The KYC Registry provides a simple, secure way to exchange a standardized set of information for correspondent banking due diligence. Banks contribute an agreed ‘baseline’ set of data and documentation for validation by SWIFT, which the contributors can then share with their counterparties. Each bank retains ownership of its own information, as well as control over which other institutions can view it.

The KYC Registry from SWIFT will "enable us to receive and share KYC information simply and securely, eliminating costly and redundant document exchanges,” Francesco Rescigno, head of operational risk, compliance and AML for ICCREA Banca, said.

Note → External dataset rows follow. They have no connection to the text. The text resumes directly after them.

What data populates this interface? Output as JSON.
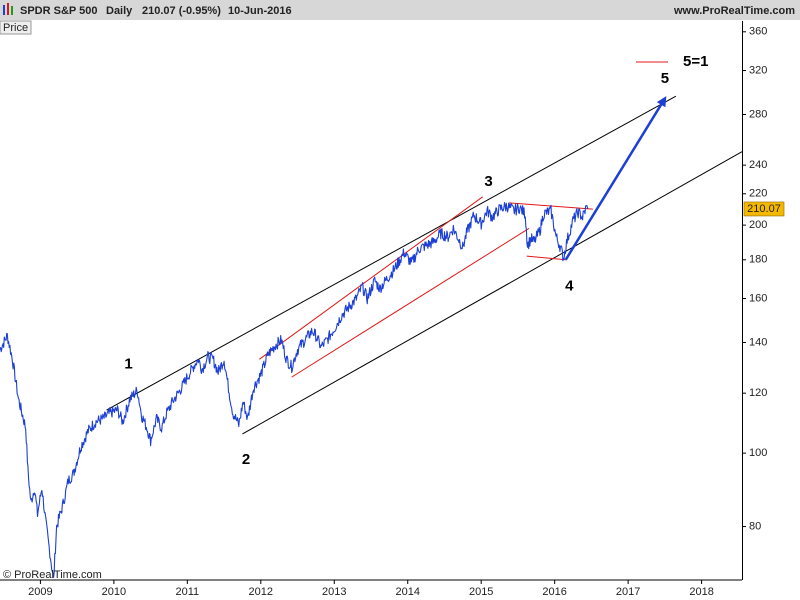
{
  "header": {
    "symbol": "SPDR S&P 500",
    "period": "Daily",
    "quote": "210.07 (-0.95%)",
    "date": "10-Jun-2016",
    "site": "www.ProRealTime.com"
  },
  "price_label": "Price",
  "copyright": "© ProRealTime.com",
  "chart_data": {
    "type": "line",
    "ylog": true,
    "xlim": [
      2008.45,
      2018.55
    ],
    "ylim": [
      68,
      372
    ],
    "x_ticks": [
      2009,
      2010,
      2011,
      2012,
      2013,
      2014,
      2015,
      2016,
      2017,
      2018
    ],
    "x_tick_labels": [
      "2009",
      "2010",
      "2011",
      "2012",
      "2013",
      "2014",
      "2015",
      "2016",
      "2017",
      "2018"
    ],
    "y_ticks": [
      80,
      100,
      120,
      140,
      160,
      180,
      200,
      220,
      240,
      280,
      320,
      360
    ],
    "y_tick_labels": [
      "80",
      "100",
      "120",
      "140",
      "160",
      "180",
      "200",
      "220",
      "240",
      "280",
      "320",
      "360"
    ],
    "last_value": 210.07,
    "last_value_label": "210.07",
    "series": [
      {
        "color": "#1c3fd6",
        "points": [
          [
            2008.45,
            137
          ],
          [
            2008.55,
            143
          ],
          [
            2008.62,
            133
          ],
          [
            2008.7,
            118
          ],
          [
            2008.8,
            108
          ],
          [
            2008.83,
            95
          ],
          [
            2008.87,
            86
          ],
          [
            2008.92,
            90
          ],
          [
            2008.96,
            83
          ],
          [
            2009.02,
            90
          ],
          [
            2009.08,
            80
          ],
          [
            2009.12,
            75
          ],
          [
            2009.18,
            68
          ],
          [
            2009.22,
            80
          ],
          [
            2009.3,
            85
          ],
          [
            2009.38,
            92
          ],
          [
            2009.45,
            94
          ],
          [
            2009.55,
            102
          ],
          [
            2009.65,
            107
          ],
          [
            2009.75,
            110
          ],
          [
            2009.85,
            111
          ],
          [
            2009.95,
            113
          ],
          [
            2010.05,
            114
          ],
          [
            2010.12,
            110
          ],
          [
            2010.22,
            118
          ],
          [
            2010.32,
            121
          ],
          [
            2010.38,
            112
          ],
          [
            2010.45,
            108
          ],
          [
            2010.5,
            104
          ],
          [
            2010.58,
            111
          ],
          [
            2010.65,
            108
          ],
          [
            2010.72,
            113
          ],
          [
            2010.8,
            117
          ],
          [
            2010.9,
            121
          ],
          [
            2011.0,
            126
          ],
          [
            2011.1,
            131
          ],
          [
            2011.15,
            133
          ],
          [
            2011.2,
            129
          ],
          [
            2011.28,
            134
          ],
          [
            2011.35,
            133
          ],
          [
            2011.42,
            128
          ],
          [
            2011.5,
            133
          ],
          [
            2011.56,
            122
          ],
          [
            2011.62,
            113
          ],
          [
            2011.7,
            109
          ],
          [
            2011.76,
            117
          ],
          [
            2011.82,
            111
          ],
          [
            2011.9,
            122
          ],
          [
            2012.0,
            127
          ],
          [
            2012.1,
            135
          ],
          [
            2012.2,
            139
          ],
          [
            2012.28,
            141
          ],
          [
            2012.35,
            133
          ],
          [
            2012.42,
            130
          ],
          [
            2012.5,
            137
          ],
          [
            2012.6,
            141
          ],
          [
            2012.7,
            145
          ],
          [
            2012.75,
            143
          ],
          [
            2012.82,
            138
          ],
          [
            2012.9,
            141
          ],
          [
            2013.0,
            146
          ],
          [
            2013.1,
            152
          ],
          [
            2013.2,
            156
          ],
          [
            2013.3,
            160
          ],
          [
            2013.38,
            166
          ],
          [
            2013.45,
            160
          ],
          [
            2013.55,
            169
          ],
          [
            2013.62,
            165
          ],
          [
            2013.72,
            170
          ],
          [
            2013.82,
            175
          ],
          [
            2013.95,
            184
          ],
          [
            2014.05,
            178
          ],
          [
            2014.15,
            186
          ],
          [
            2014.25,
            188
          ],
          [
            2014.35,
            190
          ],
          [
            2014.45,
            195
          ],
          [
            2014.55,
            193
          ],
          [
            2014.62,
            198
          ],
          [
            2014.75,
            187
          ],
          [
            2014.8,
            195
          ],
          [
            2014.9,
            206
          ],
          [
            2015.0,
            201
          ],
          [
            2015.08,
            209
          ],
          [
            2015.15,
            205
          ],
          [
            2015.25,
            210
          ],
          [
            2015.35,
            212
          ],
          [
            2015.45,
            209
          ],
          [
            2015.52,
            211
          ],
          [
            2015.6,
            207
          ],
          [
            2015.63,
            188
          ],
          [
            2015.68,
            192
          ],
          [
            2015.72,
            190
          ],
          [
            2015.8,
            197
          ],
          [
            2015.85,
            207
          ],
          [
            2015.95,
            209
          ],
          [
            2016.02,
            193
          ],
          [
            2016.08,
            187
          ],
          [
            2016.12,
            181
          ],
          [
            2016.17,
            191
          ],
          [
            2016.25,
            203
          ],
          [
            2016.32,
            208
          ],
          [
            2016.38,
            205
          ],
          [
            2016.43,
            211
          ],
          [
            2016.45,
            210.07
          ]
        ]
      }
    ],
    "channels": [
      {
        "color": "#000000",
        "from": [
          2009.9,
          114
        ],
        "to": [
          2017.65,
          296
        ]
      },
      {
        "color": "#000000",
        "from": [
          2011.75,
          106
        ],
        "to": [
          2018.55,
          250
        ]
      },
      {
        "color": "#e01818",
        "from": [
          2011.98,
          133
        ],
        "to": [
          2015.02,
          218
        ]
      },
      {
        "color": "#e01818",
        "from": [
          2012.42,
          126
        ],
        "to": [
          2015.65,
          198
        ]
      },
      {
        "color": "#e01818",
        "from": [
          2015.38,
          214
        ],
        "to": [
          2016.52,
          210
        ]
      },
      {
        "color": "#e01818",
        "from": [
          2015.62,
          182
        ],
        "to": [
          2016.15,
          180
        ]
      }
    ],
    "projection": {
      "color": "#1c3fd6",
      "from": [
        2016.15,
        180
      ],
      "to": [
        2017.52,
        296
      ]
    },
    "annotations": [
      {
        "text": "1",
        "x": 2010.2,
        "y": 131
      },
      {
        "text": "2",
        "x": 2011.8,
        "y": 98
      },
      {
        "text": "3",
        "x": 2015.1,
        "y": 228
      },
      {
        "text": "4",
        "x": 2016.2,
        "y": 166
      },
      {
        "text": "5",
        "x": 2017.5,
        "y": 312
      }
    ],
    "legend": {
      "label": "5=1",
      "color": "#e01818"
    }
  }
}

The KYC Registry is operated by SWIFT, an industry-owned cooperative, as a neutral information provider. Banks are not charged for data contribution, or for using the Registry to share their KYC information with other banks. To maximize the Registry’s benefits, SWIFT will make data consumption free in 2015 for banks that contribute their own KYC information to the Registry and promote it to their correspondents.

SWIFT is also introducing the SWIFT Profile, a new report that provides a global overview of a banking institution’s correspondent banking activities, also designed to increase KYC transparency and addresses know-your-customer’s-customer (KYCC) requirements. The SWIFT Profile is the first in a series of value-added KYC and customer due diligence services that SWIFT will offer in connection with The KYC Registry.